Particolare attenzione è stata posta nella ricerca di materiali per cui la maggiore accessibilità e i minori costi di produzione coincidessero con un minore impatto ambientale dei dispositivi esausti. L’utilizzo di studi computazionali di adsorbimento e diffusione ionici permettono di ottimizzare i parametri sperimentali e concentrarsi sulle soluzioni più promettenti.

Quali sono stati i risultati raggiunti?

I gruppi di ricerca coinvolti nel WP hanno raggiunto importanti risultati rispetto alla progettazione e sviluppo di batterie a stato solido, mostrando l’importanza che riveste il corretto accoppiamento dei materiali all'interno dei dispositivi al litio. Grazie alle ampie collaborazioni interne, che hanno coinvolto gruppi di chimici sperimentali, teorici, elettrochimici e polimeristi, i ricercatori coinvolti nel WP2 hanno fabbricato materiali che si hanno mostrato prestazioni che costituiscono lo stato dell’arte nella ricerca sui dispositivi a stato solido equipaggiati con litio metallico.

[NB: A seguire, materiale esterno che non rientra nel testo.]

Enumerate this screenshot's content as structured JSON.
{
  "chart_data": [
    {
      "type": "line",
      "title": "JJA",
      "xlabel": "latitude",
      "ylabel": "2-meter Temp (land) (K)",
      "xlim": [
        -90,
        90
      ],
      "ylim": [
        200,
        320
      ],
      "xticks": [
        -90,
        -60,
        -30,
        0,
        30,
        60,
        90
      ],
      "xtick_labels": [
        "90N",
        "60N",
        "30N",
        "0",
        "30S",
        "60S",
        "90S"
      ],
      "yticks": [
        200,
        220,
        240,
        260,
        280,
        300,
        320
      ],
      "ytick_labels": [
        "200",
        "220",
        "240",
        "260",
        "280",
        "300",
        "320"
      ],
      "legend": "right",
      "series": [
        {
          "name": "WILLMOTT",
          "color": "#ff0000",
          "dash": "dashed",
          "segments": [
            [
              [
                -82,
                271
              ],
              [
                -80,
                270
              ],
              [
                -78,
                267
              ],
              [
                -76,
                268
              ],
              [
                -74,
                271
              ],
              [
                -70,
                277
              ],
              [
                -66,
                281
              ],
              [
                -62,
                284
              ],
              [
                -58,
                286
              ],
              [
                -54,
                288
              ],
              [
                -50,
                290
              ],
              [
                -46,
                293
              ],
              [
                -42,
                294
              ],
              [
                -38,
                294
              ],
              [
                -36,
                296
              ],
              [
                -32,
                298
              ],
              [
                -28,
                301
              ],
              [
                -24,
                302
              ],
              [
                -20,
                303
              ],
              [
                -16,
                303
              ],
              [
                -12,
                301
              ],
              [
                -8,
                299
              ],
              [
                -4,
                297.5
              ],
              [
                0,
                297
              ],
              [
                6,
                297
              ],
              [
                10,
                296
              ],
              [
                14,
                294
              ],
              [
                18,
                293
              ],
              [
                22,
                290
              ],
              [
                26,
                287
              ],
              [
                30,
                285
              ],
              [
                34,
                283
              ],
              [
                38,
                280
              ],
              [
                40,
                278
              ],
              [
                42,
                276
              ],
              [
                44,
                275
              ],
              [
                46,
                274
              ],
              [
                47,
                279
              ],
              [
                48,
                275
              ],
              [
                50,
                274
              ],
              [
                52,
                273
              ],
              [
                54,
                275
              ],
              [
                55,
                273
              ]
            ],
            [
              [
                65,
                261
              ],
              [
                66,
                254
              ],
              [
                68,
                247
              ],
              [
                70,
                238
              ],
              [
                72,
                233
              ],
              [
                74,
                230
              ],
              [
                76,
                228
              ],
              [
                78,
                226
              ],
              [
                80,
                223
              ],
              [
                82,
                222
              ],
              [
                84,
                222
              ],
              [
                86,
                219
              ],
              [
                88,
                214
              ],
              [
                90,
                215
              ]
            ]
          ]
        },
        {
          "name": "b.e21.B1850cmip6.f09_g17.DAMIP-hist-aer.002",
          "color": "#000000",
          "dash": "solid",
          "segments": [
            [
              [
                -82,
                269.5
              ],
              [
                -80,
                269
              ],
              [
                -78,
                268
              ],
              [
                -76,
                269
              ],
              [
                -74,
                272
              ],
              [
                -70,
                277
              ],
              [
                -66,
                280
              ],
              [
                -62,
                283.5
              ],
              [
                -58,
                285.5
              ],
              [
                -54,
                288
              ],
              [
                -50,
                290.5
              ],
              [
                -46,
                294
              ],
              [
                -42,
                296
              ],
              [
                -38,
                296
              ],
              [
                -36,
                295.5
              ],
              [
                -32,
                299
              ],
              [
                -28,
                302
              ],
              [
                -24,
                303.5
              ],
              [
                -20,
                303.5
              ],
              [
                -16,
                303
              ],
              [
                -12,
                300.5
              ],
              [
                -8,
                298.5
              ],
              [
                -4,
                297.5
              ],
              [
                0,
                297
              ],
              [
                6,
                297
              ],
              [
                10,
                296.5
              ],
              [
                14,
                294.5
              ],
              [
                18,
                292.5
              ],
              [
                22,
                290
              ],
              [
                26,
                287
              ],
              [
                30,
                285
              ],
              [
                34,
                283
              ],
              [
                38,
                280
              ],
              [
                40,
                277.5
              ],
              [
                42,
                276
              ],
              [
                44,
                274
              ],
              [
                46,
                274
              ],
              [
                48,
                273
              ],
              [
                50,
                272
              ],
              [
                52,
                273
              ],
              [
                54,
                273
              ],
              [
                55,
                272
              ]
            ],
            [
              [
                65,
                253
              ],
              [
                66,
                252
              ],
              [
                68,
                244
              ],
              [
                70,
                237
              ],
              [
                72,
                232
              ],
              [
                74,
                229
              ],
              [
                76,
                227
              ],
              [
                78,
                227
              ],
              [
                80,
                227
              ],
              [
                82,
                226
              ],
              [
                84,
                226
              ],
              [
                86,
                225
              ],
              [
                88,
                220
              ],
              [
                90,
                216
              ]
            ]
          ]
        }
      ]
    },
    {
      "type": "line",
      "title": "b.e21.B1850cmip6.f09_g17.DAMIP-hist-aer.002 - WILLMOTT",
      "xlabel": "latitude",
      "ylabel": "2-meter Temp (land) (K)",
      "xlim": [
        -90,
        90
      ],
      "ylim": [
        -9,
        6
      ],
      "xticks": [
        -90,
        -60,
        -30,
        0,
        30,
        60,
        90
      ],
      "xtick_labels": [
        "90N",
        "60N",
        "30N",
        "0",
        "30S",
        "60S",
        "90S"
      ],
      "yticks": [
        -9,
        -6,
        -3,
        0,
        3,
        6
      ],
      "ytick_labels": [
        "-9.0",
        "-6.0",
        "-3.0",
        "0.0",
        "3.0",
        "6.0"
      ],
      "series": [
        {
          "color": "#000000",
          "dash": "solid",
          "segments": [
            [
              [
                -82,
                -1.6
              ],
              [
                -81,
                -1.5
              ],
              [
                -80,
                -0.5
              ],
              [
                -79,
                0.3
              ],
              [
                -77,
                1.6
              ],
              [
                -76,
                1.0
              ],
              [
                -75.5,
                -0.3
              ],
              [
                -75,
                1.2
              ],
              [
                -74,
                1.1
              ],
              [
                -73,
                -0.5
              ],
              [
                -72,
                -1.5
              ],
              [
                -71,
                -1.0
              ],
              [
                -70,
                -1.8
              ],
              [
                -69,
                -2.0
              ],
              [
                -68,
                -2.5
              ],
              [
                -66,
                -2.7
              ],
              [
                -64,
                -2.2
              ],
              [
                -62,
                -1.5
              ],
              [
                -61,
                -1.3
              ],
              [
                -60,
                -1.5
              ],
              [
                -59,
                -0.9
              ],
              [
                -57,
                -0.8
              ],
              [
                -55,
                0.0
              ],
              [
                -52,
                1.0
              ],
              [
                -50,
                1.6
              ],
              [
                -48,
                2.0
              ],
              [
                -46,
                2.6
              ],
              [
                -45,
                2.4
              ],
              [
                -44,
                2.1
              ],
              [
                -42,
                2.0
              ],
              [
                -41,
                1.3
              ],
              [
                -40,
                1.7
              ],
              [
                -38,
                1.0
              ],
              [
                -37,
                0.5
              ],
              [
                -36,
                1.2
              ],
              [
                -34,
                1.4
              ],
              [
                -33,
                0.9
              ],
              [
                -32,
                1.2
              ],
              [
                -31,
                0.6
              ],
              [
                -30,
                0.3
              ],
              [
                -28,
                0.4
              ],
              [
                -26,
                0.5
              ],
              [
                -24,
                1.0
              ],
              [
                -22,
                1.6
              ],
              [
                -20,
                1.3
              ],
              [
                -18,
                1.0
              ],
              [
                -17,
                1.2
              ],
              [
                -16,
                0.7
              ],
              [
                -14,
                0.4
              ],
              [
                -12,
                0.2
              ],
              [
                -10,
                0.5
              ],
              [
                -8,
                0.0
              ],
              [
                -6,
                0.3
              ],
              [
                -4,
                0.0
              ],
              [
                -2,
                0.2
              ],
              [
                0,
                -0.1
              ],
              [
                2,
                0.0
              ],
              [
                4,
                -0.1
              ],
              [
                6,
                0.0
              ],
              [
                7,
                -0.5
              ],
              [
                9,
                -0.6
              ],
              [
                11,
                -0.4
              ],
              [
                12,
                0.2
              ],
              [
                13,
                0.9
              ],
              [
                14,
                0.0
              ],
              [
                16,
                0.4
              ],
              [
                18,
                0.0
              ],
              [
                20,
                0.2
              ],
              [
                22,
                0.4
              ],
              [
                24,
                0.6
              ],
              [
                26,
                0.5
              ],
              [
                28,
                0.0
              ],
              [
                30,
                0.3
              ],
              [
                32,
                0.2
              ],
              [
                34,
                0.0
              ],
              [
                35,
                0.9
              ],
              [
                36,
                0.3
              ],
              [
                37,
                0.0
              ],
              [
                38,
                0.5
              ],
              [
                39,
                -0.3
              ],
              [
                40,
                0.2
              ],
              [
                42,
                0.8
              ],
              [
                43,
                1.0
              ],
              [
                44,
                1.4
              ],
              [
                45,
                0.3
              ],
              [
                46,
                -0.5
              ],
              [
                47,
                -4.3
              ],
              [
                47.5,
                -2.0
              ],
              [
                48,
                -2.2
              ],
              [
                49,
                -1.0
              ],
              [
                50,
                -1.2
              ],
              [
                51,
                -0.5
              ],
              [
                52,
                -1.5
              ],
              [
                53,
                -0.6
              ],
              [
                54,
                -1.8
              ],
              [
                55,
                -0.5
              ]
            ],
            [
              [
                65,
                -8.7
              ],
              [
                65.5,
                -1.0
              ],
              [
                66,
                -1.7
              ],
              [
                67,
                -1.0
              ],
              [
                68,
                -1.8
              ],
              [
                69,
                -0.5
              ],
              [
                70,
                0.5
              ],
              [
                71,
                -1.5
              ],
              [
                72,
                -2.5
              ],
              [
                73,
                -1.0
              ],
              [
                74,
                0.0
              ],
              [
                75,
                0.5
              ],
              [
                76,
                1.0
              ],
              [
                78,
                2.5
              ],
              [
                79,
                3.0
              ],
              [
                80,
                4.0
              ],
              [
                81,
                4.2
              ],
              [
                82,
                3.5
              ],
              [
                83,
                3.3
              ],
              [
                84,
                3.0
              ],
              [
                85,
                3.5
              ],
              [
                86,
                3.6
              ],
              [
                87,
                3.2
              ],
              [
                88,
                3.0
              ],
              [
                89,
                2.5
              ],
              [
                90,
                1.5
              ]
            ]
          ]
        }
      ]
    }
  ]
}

Nel campo della sostituzione del lito, invece, sono stati ottenuti risultati fondamentali riguardo nuovi materiali elettrodici per batterie al sodio. I ricercatori del dipartimento, insieme ai colleghi di RSE, hanno prodotto ricerche seminali su materiali bi-dimensionali che hanno mostrato tempi di vita molto promettenti, permettendo di risolvere uno dei problemi alla base dello sviluppo della batterie ricaricabili a ione sodio, ovvero la disponibilità di materiali per l’elettrodo negativo.

Infine, sono anche stati ottenuti risultati di rilievo relativi ad altre chimiche post-litio (potassio), riguardo all’utilizzo di materiali organici e alla modellizzazione di materiali e interfacce per comprendere sempre più approfonditamente i meccanismi che sottendono il funzionamento delle batterie.